INTERNACIONAL.- Maxime Qavtaradze, de 61 años, se mudó allí en 1993 después de tomar votos monásticos.

En una solitaria búsqueda para acercarse a dios, un monje georgiano (el último de los estilitas) ha vivido por 22 años en una roca de 40 metros de altura.

 
Con esta decisión, Maxime Qavtaradze sigue las tradiciones antiguas de los estilitas, o “Santos de pilar”: hombres del mundo bizantino quienes creían que residir encima de pilares los quitaría de la tentación y les daría oportunidad para el rezo y la contemplación.
 
 
 
El Pilar Katskhi, un monolito en la cordillera del Cáucaso, permaneció abandonado por siglos hasta que en 1944 un grupo de escaladores llegó a la cima y encontró el esqueleto del último ocupante.

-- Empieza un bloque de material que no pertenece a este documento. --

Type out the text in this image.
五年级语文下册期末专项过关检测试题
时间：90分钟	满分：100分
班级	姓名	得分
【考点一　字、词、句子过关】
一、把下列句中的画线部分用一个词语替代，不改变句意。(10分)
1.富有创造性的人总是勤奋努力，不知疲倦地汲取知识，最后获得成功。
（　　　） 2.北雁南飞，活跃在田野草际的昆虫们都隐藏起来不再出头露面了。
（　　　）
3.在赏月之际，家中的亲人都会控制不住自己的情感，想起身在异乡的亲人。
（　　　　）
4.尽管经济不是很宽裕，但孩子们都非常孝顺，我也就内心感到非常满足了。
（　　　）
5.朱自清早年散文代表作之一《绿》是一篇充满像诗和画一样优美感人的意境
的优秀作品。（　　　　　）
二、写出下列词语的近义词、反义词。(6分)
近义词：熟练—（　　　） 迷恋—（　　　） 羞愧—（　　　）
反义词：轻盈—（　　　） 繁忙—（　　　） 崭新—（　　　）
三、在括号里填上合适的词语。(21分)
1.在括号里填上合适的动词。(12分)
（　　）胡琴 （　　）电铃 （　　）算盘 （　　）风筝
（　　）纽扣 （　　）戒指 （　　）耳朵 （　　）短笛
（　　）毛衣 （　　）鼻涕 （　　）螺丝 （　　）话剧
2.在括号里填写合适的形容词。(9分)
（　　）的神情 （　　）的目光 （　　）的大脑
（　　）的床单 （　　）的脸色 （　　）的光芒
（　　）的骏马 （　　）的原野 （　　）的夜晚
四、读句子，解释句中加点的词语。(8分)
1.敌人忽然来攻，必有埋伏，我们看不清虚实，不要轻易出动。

El señor Qavtaradze se mudó allí en 1993 después de tomar votos monásticos, y encontró que lo acercaba más a Dios y lo ayudaba a borrar un pasado doloroso.
 
 
 
 
La vida solitaria de este monje salió a la luz después de que al fotógrafo neozelandés Amos Chapple se le permitió fotografiar a este hombre y su piedra, pero solo después de haber pasado cuatro días en intensivos rezos.
 
Al principio, la vida en el Pilar Katskhi fue muy dura para Qavtaradze. “Los primeros dos años no había nada ahí arriba así que dormía en un viejo refrigerador que me protegía del clima”, apuntó el monje de 61 años. Más tarde, simpatizantes cristianos renovaron una capilla en ruinas y construyeron una cabaña para ofrecerle un ambiente confortable.
 
 
 
Qavtaradze baja dos veces por semana por una escalera adherida al pilar para rezar en un pequeño monasterio al pie de la torre. Bajar le toma alrededor de 20 minutos de arriesgado terreno, él depende de las provisiones diarias que le mandan con una polea sus seguidores en tierra.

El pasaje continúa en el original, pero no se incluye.